Kim Stanley Robinson est surtout connu en France pour sa Trilogie Martienne, expliquant par le détail l’histoire de la terraformation de Mars. Aurora utilise un point de départ inverse : plutôt que d’adapter une planète proche à notre environnement, allons coloniser une planète (ou en l’occurrence le satellite d’une planète) lointaine qui serait déjà adaptée à nos besoins. Ce point de départ mis à part, Aurora fonctionne comme la trilogie martienne : Robinson explore toutes les questions, aussi bien techniques que sociologiques, que ce long voyage permet de se poser : cette planète semblable à la Terre est-elle colonisable et si oui, comment, avec quels moyens ? Quels dangers peuvent surgir ? Des gens qui n’ont connu que le vaisseau peuvent-ils le quitter ? Vont-ils se quereller lorsque des décisions devront être prises ? Quelle forme de pouvoir doit être en place dans le vaisseau pour garantir son fonctionnement optimal et pacifique pendant si longtemps ?
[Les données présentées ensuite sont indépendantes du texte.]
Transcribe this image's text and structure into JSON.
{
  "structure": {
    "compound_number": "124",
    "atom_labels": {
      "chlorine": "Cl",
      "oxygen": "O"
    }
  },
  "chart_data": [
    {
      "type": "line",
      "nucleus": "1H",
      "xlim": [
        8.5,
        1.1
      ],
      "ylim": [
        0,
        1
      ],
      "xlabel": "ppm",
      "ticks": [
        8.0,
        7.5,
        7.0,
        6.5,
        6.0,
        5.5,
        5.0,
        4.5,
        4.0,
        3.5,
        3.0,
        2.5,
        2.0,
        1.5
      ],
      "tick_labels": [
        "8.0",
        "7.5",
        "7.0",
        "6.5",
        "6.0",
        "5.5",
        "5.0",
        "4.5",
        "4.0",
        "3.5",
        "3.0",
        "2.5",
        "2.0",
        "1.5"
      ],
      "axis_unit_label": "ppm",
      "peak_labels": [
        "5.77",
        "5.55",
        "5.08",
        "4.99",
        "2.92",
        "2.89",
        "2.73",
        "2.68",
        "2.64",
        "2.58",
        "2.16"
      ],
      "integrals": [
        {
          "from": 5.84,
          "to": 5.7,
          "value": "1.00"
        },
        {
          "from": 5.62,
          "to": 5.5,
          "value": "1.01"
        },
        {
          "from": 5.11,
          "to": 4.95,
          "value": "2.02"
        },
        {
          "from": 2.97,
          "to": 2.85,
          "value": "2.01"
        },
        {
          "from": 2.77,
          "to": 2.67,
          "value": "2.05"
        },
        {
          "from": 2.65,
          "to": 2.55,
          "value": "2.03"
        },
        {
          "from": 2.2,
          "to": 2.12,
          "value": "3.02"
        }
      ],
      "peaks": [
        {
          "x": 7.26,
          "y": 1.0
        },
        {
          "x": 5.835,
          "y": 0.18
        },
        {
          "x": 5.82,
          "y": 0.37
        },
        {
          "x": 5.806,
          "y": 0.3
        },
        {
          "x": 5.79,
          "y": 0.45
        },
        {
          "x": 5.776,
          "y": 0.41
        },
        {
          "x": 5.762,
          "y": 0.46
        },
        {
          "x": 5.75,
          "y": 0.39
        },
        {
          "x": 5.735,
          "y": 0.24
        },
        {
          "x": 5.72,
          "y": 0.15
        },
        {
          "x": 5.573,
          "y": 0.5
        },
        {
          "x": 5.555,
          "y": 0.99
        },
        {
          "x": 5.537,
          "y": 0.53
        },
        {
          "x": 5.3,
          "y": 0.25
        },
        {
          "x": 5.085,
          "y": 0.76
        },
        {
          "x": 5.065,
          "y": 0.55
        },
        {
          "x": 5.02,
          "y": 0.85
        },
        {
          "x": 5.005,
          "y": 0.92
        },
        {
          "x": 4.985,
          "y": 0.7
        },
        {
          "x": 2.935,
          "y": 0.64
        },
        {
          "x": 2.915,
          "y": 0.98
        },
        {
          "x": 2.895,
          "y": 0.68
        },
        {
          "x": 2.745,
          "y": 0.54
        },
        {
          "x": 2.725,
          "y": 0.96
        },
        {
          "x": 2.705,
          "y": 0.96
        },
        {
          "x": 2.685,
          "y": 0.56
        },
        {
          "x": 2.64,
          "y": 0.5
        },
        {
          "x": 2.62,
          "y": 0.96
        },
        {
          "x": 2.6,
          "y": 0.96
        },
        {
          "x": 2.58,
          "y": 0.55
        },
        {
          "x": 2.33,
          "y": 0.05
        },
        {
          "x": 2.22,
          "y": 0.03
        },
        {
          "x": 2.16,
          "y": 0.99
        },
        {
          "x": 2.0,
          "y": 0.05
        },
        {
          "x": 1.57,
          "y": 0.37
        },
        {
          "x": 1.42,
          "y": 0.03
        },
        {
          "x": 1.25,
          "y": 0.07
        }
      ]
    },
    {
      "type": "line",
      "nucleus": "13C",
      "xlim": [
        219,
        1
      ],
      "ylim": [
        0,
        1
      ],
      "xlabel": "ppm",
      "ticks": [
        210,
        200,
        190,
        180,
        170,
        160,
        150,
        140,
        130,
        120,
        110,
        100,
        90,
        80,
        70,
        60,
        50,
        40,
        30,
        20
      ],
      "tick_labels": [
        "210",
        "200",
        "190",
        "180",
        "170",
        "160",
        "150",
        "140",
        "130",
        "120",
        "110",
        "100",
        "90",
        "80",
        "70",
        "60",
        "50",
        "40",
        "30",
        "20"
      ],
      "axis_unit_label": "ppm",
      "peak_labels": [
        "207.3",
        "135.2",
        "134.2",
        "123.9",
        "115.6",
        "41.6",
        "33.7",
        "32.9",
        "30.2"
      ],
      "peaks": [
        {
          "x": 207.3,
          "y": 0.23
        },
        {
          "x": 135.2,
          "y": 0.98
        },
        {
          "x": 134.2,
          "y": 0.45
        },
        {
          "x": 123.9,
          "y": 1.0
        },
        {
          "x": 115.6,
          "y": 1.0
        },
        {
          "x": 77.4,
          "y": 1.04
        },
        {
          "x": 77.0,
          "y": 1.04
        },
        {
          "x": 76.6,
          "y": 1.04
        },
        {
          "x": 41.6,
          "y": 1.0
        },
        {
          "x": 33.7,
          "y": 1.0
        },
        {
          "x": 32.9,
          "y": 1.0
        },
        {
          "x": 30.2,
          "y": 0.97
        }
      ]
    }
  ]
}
Toutes ces questions et bien d’autres sont évoquées au cours du récit. Si l’auteur est obligé d’en passer par quelques tunnels d’explications parfois laborieux, l’immense majorité de ces interrogations est abordée avec brio, rendant la lecture d’Aurora exaltante sur le plan des idées. Et contrairement à certains autres romans de Robinson, il n’oublie pas de raconter une histoire, de transformer cette érudition en page-turner grâce à un rythme efficace et une intrigue à rebondissements. On regrettera juste des personnages pas vraiment creusés, plus présents comme archétypes que véritablement humains et un style quelque peu plat (que l’auteur semble expliquer par une pirouette sur la nature du narrateur). Enfin, signalons que si l’on est clairement dans une science-fiction ultra-technologique, Robinson sait parler de science à tous les lecteurs : nul besoin de connaissances pointues pour le lire et le comprendre. Aurora est plus qu’un roman sur l’exploration spatiale, c’est aussi un grand roman sur l’être humain, son devenir et la nécessité de protéger la planète.